Walter hat sich mit einer bewundernswerten seelischen Kraft aus dem Hass herausgearbeitet. Er hatte sich unausweichlich innerlich dazu gedrängt gesehen, seine Lebenslüge aufzugeben. Er ertrug seinen «dunklen Schatten» nicht mehr. Denn er wusste, er ist «immerhin der Vater».

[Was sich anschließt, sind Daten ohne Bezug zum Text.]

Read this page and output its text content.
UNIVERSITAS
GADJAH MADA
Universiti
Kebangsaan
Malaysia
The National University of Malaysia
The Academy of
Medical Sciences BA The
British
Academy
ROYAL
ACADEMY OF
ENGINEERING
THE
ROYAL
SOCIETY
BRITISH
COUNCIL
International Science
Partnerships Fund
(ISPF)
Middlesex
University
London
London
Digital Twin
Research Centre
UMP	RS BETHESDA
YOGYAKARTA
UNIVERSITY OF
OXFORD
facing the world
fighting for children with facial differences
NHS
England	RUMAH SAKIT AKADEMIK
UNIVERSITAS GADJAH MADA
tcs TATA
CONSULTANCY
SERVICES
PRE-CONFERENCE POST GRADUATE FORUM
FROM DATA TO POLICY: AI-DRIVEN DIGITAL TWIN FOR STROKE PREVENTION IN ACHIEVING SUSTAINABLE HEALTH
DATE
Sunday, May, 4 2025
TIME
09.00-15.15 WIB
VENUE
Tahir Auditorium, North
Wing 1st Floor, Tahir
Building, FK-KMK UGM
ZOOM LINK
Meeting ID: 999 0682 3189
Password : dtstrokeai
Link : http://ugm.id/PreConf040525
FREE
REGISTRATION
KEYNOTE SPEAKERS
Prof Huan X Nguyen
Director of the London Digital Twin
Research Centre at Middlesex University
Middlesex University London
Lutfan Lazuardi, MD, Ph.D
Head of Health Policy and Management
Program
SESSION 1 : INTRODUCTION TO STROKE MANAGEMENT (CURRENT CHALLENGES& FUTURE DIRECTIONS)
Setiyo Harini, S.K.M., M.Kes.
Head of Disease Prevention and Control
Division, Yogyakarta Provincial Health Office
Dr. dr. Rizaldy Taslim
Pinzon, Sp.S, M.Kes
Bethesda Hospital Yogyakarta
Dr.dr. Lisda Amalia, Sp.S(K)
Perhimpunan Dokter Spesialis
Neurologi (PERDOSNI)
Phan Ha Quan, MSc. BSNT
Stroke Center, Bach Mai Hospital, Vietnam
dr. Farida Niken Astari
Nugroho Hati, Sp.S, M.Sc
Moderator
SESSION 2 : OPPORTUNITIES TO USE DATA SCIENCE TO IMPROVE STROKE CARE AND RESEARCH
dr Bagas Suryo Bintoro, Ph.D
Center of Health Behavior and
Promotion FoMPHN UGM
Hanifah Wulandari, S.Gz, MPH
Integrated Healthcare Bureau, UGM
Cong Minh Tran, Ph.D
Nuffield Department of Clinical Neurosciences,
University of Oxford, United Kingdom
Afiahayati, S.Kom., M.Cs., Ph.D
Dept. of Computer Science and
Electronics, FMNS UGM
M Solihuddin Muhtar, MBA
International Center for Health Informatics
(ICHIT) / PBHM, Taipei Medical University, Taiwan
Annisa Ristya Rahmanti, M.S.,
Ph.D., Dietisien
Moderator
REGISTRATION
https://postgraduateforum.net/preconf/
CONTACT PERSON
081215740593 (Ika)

Und er war längst über seinen Vater hinausgewachsen und hatte verstanden, wie sehr der Vater von den Saufkumpanen aufgestachelt worden war und daher gegen die Mutter gewalttätig wurde. Auch dass der Vater nicht schlug, weil er Walter gehasst hatte oder «böse» war, lernte Walter durch die Hilfe eines Psychologen. Aus dem «bösen» Vater, für den Walter ihn immer gehalten hatte, war längst in Walter ein im Stich gelassener Alkoholiker geworden, dem niemand half und auf dessen Kosten man sich lustig machte und Geld verdiente. So entschloss Walter sich, lieber seinen Stolz und Hass – die eine mit «guten Gründen» genährte Lebenslüge waren – aufzugeben, als weiter darunter zu leiden. Wer hasst, ist das erste Opfer des Hasses, erkannte er. Schliesslich siegte in ihm die Erkenntnis der wahren Hintergründe von Vaters Gewalt über seinen alten kindlichen hassenden Stolz. Zur ehrlichen Selbsterkenntnis gedrängt, kehrte er innerlich um und begann, sich aus den Niederungen des Lebens, aus dem Hass, herauszuarbeiten. Er wollte Mensch, nicht Unmensch sein. Aus sich selbst herauswollte er eine neue Richtung im Leben und hat ihm eine neue Richtung gegeben.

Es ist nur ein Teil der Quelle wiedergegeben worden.